Di Laurine Mohammed. Al-Araby al-Jadeed (17/07/2016). Traduzione e sintesi di Mariacarmela Minniti.
Il movimento pacifico in Siria ha avuto inizio per la mancanza, protrattasi quarant’anni, di una vera e propria vita politica e sociale: si era unanimemente d’accordo sull’assenza di un’effettiva società civile o di partiti politici. Malgrado il fatto che l’obiettivo di recuperare questa vita fosse una parte fondamentale del movimento di rivendicazioni, la profondità della divisione e della polarizzazione tra sostenitori e oppositori del regime ha ben presto trasformato il concetto di società civile in un reato e in un’accusa mostruosa.
Con il protrarsi della crisi, il peggioramento della situazione, l’accumularsi di effetti negativi come le perdite umane, la distruzione delle infrastrutture, l’emigrazione forzata all’interno e al di fuori del paese, il principio di “società civile”, tradito e classificato come “di serie C”, si è improvvisamente trasformato in una soluzione in cui molti hanno trovato opportunità di guadagno.

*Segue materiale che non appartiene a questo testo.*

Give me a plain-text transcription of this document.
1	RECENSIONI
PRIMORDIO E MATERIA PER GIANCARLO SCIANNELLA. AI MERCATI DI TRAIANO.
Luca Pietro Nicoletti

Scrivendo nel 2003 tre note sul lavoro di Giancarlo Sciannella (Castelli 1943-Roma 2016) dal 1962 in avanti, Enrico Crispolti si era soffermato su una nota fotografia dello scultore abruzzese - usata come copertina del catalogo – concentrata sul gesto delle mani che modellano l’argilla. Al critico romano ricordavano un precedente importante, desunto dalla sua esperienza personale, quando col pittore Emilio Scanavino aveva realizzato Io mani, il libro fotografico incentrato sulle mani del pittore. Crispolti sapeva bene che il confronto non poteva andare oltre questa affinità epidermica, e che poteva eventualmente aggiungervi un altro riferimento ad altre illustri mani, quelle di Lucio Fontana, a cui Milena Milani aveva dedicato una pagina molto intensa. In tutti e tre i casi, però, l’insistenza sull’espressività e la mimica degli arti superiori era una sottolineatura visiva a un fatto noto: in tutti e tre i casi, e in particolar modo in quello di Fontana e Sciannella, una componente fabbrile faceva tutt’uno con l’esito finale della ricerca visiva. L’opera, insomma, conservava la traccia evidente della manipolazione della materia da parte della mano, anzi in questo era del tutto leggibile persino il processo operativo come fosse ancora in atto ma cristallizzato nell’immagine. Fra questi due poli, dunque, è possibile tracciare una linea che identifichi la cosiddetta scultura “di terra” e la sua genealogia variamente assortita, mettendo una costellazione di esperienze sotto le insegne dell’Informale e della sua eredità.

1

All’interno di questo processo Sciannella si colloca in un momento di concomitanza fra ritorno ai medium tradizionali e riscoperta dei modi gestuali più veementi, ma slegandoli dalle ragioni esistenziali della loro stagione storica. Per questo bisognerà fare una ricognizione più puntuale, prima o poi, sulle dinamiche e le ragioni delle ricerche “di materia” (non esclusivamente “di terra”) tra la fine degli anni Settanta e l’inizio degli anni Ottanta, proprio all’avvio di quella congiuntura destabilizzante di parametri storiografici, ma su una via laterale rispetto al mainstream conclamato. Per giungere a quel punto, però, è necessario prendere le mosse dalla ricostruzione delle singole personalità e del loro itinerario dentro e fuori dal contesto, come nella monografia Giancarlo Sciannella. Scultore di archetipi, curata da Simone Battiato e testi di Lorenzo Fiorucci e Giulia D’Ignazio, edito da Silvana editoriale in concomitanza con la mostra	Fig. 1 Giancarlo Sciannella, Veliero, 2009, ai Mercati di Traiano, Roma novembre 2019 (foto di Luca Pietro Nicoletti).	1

Questa improvvisa trasformazione verso l’accettazione della “società civile” non è stata dovuta alla consapevolezza o alla comprensione dell’importanza del concetto stesso; non si è cercato di adoperarsi per trovare una soluzione alla refrattarietà politica o per allentare la tensione, si è trattato piuttosto di una mera trasformazione pragmatica per assicurare interessi finanziari e a volte politici.
In tal modo la società civile è nata deformata due volte: innanzitutto come entità che dei principi o dei valori della società civile porta solo il nome propagandistico, e in secondo luogo perché ha dato origine a due gemelli, una società civile “di oppositori” e l’altra “di sostenitori”, che si sono propagate come due ampie reti. Non c’è da sorprendersi che abbiano fallito nel risolvere la crisi, originatasi per effetto della polarizzazione politica. Era naturale e prevedibile che non riuscissero ad abbracciare tutte le divergenze politiche e a colmare il divario fra le parti in lotta. Pertanto il principio che poteva far uscire il paese dalla palude della guerra, è servito solo come strumento per farla proseguire e a volte addirittura incitarla.
Nel quadro generale della Siria di oggi sembra che ci sia qualche speranza, in quanto la polarizzazione politica si è eclissata dietro le gravi crisi umanitarie, sia all’interno che al di fuori del paese. Purtroppo l’allineamento politico (rivoluzionario/antirivoluzionario) continua a essere un criterio troppo grande, a dimostrazione che la società civile “dei sostenitori” non accetta di lavorare con quella degli “oppositori”, né individualmente, né come associazioni o istituzioni, e viceversa.
Questa speranza si fonda sull’augurio che ci siano istituzioni siriane costituite da giovani in grado di andare oltre qualsiasi allineamento politico o contesto ideologico e lavorare con professionalità per attrarre sostenitori, oppositori e neutrali di ogni luogo in Siria sotto il nome di una vera “società civile” che rifiuta di schierarsi politicamente ma non si sottrae dal prendere posizione per le questioni che riguardano i civili e i loro diritti legittimi e getta ponti fra di loro ovunque si trovino.
Laurine Mohammed è un’attivista civile siriana residente in Libano.